Before I put the lid on I always take a nice big mouthful to get me to my office. Only this time when I raised it to my mouth there was a spider staring back at me. In. My. Coffee.
We are not spider people here. Nary a one of us is spider savvy. First I screamed, then I dumped the entire thing in the sink and flushed it out. Now I was down to my backup cup.It looked perfectly fine but by this time I’m not sure of what I’m seeing anymore since yesterday when I swatted what I thought was an ant and it was a shadow. So I took out my tiny strainer and strained that cup of coffee. It was fine. But by that time I was feeling those pre-anxiety jitters. I have to see my shrink today. It’s a thing I have to do before the transplant so I was already a little amped up. Instead of giving in to it, I just made another pot of coffee and all is now right with the world.

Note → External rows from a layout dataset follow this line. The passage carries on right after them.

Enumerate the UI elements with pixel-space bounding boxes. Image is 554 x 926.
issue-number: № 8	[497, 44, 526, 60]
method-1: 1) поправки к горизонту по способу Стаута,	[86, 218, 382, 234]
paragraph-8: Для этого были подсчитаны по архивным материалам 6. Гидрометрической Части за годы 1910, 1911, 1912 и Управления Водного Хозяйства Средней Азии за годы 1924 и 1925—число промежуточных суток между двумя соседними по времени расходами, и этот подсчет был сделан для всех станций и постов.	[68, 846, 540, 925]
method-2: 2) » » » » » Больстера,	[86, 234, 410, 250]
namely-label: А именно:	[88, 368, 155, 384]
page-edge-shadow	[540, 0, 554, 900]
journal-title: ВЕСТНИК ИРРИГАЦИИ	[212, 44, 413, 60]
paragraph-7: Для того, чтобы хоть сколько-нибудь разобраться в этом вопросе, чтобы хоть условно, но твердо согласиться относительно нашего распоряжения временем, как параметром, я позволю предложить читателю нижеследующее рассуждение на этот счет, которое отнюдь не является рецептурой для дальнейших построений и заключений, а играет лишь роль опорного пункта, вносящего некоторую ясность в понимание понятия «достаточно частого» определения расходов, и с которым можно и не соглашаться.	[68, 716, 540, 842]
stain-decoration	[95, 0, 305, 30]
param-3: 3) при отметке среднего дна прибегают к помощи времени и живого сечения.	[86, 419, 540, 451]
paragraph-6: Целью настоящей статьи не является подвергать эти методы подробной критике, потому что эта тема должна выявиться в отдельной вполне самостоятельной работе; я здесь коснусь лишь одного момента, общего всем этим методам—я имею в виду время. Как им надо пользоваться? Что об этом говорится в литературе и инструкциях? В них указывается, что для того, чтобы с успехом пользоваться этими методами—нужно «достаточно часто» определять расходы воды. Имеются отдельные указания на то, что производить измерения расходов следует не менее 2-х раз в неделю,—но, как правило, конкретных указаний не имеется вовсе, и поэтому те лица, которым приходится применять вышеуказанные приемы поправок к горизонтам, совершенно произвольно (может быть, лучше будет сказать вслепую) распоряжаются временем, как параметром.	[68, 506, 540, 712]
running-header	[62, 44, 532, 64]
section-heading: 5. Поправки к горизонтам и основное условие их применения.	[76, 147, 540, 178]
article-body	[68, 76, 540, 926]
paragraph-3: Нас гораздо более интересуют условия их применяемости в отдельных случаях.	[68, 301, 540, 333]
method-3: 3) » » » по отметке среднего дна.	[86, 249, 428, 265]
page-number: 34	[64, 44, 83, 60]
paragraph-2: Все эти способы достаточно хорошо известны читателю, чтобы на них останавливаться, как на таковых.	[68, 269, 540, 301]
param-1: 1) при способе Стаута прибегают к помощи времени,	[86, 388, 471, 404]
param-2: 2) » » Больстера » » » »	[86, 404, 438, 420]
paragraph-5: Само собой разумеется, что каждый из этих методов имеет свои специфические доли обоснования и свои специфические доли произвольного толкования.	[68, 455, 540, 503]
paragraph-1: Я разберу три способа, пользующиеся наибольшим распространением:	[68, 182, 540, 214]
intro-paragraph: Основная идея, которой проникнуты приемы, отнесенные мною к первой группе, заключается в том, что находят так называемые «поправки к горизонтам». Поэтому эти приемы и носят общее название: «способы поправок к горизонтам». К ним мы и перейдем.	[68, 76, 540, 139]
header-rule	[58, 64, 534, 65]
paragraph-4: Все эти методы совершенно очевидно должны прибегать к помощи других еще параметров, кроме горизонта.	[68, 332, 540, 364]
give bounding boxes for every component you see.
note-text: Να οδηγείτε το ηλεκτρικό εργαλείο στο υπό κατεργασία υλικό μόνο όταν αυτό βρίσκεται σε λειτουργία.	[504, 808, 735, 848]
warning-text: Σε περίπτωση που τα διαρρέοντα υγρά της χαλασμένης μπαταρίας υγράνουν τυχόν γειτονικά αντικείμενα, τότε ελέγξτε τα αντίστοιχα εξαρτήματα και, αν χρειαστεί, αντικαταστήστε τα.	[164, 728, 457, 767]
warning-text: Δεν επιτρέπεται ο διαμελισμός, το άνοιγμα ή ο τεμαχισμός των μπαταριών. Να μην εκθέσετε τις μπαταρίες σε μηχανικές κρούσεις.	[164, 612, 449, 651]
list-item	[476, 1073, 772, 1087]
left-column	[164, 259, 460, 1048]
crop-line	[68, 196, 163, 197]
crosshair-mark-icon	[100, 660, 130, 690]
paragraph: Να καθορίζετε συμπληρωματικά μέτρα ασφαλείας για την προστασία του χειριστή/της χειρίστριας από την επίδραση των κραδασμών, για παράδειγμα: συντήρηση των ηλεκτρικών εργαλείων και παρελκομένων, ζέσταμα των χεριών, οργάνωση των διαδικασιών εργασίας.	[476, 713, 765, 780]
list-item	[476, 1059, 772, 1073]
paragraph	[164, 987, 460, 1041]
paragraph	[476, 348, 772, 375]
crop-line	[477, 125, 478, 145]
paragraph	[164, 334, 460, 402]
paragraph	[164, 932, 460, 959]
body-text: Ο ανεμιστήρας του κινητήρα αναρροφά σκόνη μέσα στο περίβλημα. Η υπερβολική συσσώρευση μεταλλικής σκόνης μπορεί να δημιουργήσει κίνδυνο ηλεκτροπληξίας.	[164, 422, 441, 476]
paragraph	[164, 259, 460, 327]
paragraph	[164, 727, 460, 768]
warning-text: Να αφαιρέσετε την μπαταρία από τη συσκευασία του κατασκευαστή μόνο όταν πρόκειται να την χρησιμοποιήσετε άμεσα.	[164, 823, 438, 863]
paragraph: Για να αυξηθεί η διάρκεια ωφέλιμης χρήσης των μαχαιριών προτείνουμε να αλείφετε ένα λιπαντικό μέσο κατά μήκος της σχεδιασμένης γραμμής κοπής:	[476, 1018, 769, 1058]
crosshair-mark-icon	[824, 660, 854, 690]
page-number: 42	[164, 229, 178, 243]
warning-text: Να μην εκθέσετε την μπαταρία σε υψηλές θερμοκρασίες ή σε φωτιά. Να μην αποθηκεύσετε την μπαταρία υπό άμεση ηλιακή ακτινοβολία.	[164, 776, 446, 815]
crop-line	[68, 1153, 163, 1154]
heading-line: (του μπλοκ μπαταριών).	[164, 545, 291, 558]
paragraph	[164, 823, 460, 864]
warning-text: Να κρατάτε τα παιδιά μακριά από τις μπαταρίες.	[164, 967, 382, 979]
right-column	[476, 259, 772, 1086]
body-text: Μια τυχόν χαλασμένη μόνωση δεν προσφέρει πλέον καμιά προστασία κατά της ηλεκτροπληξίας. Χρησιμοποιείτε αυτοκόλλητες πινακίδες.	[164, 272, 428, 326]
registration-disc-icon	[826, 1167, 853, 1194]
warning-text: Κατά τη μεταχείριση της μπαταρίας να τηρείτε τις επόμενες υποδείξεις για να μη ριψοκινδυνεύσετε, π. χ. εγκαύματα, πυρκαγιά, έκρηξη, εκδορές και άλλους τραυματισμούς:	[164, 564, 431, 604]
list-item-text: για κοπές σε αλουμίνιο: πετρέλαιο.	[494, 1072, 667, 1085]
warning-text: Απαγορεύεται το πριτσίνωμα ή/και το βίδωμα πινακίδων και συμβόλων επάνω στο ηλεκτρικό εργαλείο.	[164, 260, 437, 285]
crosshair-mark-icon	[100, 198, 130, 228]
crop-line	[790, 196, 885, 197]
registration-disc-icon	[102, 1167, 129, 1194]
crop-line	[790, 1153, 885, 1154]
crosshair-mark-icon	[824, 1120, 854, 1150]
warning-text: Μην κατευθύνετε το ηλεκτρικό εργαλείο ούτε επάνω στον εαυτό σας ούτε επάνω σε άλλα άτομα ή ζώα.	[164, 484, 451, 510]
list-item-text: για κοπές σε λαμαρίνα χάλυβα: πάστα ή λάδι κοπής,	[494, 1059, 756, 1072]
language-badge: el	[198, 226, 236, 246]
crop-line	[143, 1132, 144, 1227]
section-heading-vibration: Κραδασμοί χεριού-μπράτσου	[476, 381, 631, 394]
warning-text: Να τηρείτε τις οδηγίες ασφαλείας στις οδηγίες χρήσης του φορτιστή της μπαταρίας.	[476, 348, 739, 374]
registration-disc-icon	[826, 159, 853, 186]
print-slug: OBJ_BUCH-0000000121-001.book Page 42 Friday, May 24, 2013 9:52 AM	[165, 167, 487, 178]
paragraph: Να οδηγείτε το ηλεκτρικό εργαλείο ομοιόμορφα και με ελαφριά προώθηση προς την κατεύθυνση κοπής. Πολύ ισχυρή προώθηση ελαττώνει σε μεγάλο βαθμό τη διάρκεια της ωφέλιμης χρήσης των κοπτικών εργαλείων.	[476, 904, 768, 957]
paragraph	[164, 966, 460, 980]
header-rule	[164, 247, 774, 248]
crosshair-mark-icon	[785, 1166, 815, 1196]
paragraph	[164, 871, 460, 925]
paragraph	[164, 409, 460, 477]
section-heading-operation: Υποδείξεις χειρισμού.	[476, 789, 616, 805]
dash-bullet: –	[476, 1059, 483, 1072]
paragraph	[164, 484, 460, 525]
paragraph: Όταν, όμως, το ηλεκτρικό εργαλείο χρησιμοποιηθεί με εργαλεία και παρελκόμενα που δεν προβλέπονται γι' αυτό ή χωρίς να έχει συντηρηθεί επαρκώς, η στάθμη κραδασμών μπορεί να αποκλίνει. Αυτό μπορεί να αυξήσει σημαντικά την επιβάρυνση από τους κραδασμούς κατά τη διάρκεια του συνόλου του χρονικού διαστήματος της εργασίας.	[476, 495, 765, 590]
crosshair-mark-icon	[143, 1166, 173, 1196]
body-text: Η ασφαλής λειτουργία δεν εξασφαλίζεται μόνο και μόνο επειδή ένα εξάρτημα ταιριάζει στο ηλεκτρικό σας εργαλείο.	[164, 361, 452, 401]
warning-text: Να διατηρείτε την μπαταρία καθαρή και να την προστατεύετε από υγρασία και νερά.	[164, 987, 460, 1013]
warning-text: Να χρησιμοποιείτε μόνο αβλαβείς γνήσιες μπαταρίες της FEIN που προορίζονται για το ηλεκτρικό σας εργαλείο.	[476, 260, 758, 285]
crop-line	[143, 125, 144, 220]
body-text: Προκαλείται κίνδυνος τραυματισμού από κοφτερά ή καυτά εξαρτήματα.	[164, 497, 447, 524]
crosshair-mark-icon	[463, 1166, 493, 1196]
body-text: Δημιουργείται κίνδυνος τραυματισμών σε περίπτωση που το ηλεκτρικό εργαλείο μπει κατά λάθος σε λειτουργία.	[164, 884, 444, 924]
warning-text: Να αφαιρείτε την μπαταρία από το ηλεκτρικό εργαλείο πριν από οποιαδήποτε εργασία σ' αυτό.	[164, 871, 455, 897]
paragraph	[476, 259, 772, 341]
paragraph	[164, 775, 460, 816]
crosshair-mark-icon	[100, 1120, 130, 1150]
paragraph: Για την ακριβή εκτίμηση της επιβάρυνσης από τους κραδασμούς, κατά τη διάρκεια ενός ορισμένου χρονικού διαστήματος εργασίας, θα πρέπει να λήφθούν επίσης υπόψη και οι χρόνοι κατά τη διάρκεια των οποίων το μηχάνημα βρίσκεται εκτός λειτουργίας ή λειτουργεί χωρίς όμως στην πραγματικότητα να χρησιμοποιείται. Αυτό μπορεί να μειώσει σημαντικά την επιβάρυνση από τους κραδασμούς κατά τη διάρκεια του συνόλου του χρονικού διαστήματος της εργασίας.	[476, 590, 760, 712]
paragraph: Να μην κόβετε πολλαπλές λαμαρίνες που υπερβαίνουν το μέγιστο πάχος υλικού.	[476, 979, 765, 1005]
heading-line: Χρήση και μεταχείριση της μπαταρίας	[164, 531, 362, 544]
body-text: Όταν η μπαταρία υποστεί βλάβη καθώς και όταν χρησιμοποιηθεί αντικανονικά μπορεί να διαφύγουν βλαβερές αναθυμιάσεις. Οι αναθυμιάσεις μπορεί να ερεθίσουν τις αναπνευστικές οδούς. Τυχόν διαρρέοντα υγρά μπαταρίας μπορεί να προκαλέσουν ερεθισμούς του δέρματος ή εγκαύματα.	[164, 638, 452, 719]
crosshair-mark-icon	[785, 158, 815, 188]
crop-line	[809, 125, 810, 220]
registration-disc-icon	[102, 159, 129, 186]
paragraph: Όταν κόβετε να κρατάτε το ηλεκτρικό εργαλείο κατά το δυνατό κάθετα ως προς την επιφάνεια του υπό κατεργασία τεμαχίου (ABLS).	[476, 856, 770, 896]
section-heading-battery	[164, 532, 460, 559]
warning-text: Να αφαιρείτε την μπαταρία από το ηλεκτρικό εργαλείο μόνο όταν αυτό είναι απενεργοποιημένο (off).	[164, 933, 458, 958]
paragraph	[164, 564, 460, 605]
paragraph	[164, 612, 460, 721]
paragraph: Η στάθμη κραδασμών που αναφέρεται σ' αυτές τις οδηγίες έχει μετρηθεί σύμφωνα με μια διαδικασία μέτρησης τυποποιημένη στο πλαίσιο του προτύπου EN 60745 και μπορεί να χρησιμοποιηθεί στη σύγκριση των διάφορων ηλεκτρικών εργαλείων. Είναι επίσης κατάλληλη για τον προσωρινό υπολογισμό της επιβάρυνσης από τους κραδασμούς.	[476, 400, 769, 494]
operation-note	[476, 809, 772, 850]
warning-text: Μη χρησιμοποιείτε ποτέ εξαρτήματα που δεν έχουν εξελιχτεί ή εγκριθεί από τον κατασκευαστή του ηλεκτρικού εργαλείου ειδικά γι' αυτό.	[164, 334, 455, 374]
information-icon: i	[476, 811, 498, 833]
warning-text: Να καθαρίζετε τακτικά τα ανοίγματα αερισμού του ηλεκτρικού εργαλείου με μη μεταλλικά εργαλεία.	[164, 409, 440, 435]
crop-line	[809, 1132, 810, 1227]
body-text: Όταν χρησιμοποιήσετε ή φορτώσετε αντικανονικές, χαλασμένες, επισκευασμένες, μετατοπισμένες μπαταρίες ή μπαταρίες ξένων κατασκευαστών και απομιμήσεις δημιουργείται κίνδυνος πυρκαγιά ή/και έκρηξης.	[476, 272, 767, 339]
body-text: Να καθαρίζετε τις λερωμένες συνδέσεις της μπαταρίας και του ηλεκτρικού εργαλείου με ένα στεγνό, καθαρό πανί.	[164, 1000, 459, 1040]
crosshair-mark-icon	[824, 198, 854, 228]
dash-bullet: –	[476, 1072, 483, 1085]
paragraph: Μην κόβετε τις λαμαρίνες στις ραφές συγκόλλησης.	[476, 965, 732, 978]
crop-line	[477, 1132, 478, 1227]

I don’t mind going to see my psych doctor. He is from Mississippi too, so we usually end up lamenting the foods we miss from home. But this time I am going to have to talk to him about how I feel about this surgery. The fact that I will be asleep the entire time is not comforting to me. A million things could happen while I’m out. How well do we know this anesthesiologist guy anyway? I mean he could have been up drinking half the night for all I know. And speaking of that, who in the hell is at their best at 6 a.m.? Have they had their coffee? Are they cool, sober and ready to make history here?
My Momma says it will be fine. I’m making a mountain out of a molehill. I’m being overly dramatic. And she’s right. I know that logically, but emotionally, not so much. So I’m going to try and keep it together and remember what Corbin (4) said. Wow! Maybe you’ll have super powers!